Wine World Atlas Revised to Include Finger Lakes, China
A rich cabernet blend at a recent reception tasted like a cru classe Bordeaux, but it was a terrific red 2010 from RdV Vineyards Lost Mountain in Virginia.
The state gets a nod as a world-class wine region in the latest edition of “The World Atlas of Wine” by Hugh Johnson and Jancis Robinson. For the first time, the authoritative reference allots Virginia wine country, less than an hour’s drive from Washington D.C., a detailed map and two pages of text.
Perusing the new maps added to the World Atlas, first published in 1971 and revised about every six years, is one way I track the wine world’s latest buzz-worthy vineyard spots. Many of these produce superb wines that are relative bargains. The splendid RdV, which costs $95, sadly isn’t.
Over lunch at The Modern in New York, Johnson and Robinson talk about other places they’ve added to the latest revision and why.
“Georgia was quite high up on our add list,” says Robinson, referring to the Republic, not the state. “It’s exporting much more, the wines have improved and are getting international attention.” They also have a certain counter-culture appeal.
The country’s traditional reds and whites are fermented and aged in qvevri, clay jars resembling huge amphora that are lined with beeswax and buried in the earth.
At a recent tasting, I gave high marks to creamy-textured yet crisp 2010 Pheasant’s Tears Kakheti Valley Rkatsiteli ($18), a white with aromas of honey and powerful spice and apricot flavors.
Some areas where not much new is happening, like North Africa, have been dropped, making room for spots on the rise. I’m surprised that doesn’t include a map for Italy’s Campania region. The wines are far more interesting than those from neighboring Puglia, which gets one. But not much else is missing from the atlas.
Social change, Robinson and Johnson agree, is the most important factor spurring vineyard expansion outside Europe. As wine becomes more popular, vintners rush to plant grapes in new areas to supply demand.
In China, a growing middle class is fueling a wine drinking boom. Vineyard area nearly doubled between 2000 and 2011 and rose another 19 percent in 2012, according to the International Organization of Vine and Wine. The area of European vineyards continues to shrink.

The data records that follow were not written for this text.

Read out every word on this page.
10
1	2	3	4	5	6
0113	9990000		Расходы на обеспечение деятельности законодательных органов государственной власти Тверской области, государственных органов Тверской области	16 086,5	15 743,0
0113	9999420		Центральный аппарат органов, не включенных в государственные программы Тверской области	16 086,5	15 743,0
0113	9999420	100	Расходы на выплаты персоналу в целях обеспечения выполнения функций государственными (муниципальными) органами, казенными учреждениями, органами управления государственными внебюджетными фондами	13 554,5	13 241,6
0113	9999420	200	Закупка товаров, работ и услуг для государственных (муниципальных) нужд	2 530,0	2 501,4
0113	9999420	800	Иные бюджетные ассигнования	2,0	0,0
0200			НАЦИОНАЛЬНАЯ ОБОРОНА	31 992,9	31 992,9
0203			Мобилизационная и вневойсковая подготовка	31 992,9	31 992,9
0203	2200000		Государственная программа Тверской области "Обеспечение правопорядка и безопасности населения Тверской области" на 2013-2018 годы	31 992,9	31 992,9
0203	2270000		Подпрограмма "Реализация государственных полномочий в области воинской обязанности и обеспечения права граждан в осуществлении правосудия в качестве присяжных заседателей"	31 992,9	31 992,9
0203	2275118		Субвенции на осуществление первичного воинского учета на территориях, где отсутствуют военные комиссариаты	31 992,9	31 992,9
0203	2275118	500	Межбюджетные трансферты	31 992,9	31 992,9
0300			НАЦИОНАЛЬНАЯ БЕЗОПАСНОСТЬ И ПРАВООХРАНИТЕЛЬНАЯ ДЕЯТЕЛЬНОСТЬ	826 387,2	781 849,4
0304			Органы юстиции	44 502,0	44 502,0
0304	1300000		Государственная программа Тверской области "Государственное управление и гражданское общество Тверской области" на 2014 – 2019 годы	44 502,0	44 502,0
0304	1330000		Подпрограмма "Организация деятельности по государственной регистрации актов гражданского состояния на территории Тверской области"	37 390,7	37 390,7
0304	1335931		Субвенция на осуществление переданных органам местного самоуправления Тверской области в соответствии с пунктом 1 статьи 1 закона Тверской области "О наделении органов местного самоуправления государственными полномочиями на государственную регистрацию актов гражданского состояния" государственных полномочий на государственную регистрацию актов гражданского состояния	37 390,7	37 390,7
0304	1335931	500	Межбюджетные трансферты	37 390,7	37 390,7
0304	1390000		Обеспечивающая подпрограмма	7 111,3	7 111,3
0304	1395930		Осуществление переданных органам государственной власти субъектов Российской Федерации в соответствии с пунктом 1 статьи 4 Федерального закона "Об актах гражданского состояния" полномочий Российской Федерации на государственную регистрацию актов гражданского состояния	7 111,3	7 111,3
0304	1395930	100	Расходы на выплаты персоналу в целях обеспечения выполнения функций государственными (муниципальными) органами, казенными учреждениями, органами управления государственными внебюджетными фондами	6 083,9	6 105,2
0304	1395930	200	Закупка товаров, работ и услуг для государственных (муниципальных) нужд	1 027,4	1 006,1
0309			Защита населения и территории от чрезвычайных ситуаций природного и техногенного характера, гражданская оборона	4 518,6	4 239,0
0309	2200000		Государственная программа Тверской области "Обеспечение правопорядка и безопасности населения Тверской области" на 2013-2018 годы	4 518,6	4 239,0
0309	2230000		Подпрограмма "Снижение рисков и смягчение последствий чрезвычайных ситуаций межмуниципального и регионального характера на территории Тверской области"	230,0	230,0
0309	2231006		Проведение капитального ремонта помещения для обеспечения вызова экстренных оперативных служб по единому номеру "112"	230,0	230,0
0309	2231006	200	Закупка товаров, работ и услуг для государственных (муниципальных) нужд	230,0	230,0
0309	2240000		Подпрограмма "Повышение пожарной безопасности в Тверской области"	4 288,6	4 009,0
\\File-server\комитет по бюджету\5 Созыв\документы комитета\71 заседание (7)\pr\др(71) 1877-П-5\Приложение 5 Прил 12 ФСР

Ningxia, southwest of Beijing, which aims to become China’s most important wine province, is home to a Chandon sparkling wine facility launched in June by Moet Hennessy. The region gets a map for the first time, joining one for the Shandong region, where Domaine Barons de Rothschild (Lafite) has a joint venture.
So far the best Chinese wine I’ve sampled was a fruity, graceful Grace Vineyard Chairman’s Reserve cabernet blend ($55) from Shanxi province, west of Beijing.
A general palate shift towards lighter, fresher wines, Robinson says, is drawing ambitious vintners to cooler-climates and higher altitudes as well as to distinctive terroirs like the volcanic slopes of Sicily’s Mt. Etna.
With its unpredictable weather, vineyards planted on 45-degree slopes, and cluster of top winemakers, Mt. Etna has become one of Italy’s most exciting wine zones, much deserving of its own map. The fresh, intense, smoky 2012 Tascante Buonora ($20) made from ancient white grape carricante, is loaded with personality.
Another new map features breezy Mornington Peninsula, a cool district south of Melbourne in the Australian state of Victoria. Vine plantings on this spit of land doubled between 1996 and 2008. Packed with new producers, it’s become a hotbed of fine pinot noir.
Among the several dozen I tasted during a recent trip there is the silky, spicy, seductive 2010 Moorooduc Estate ($32).
The South African region of Swartland where a group of outspoken young vintners have rediscovered the virtues of very old chenin blanc bush vines, now has a map. The crisp, floral, round and rich 2012 A.A. Badenhorst Secateurs Chenin Blanc is a steal at $13.
In keeping with our hot wine spot theme, The Modern’s sommelier pours us a delicate 2012 Forge Cellars Pinot Noir ($24) from New York’s Finger Lakes with pretty red fruit-and-earth flavors and made in a lacy Burgundian style. The state has graduated to two pages, with a much larger map for the Finger Lakes.
Climate change is inspiring even countries like Sweden to plant vines, though its wine scene is nowhere near the tipping point for Atlas inclusion.
“The eighth edition will definitely need an additional page for England and Wales, as vineyards expand north,” insists Johnson. Southern England is already making fine, crisp sparkling wines, like the delicate 2010 Ridgeview Bloomsbury Brut ($34), though wet 2012 was a washout. However vintners can’t use ‘champagne’ on the label. What should they call it? Johnson, with a sly smile, offers, “Bubbly, of course.”
The World Atlas of Wine, 7th Edition, by Hugh Johnson and Jancis Robinson (Mitchell Beazley, $55; iPad version, $30)
(Elin McCoy writes on wine and spirits for Muse, the arts and leisure section of Bloomberg News. The opinions expressed are her own.)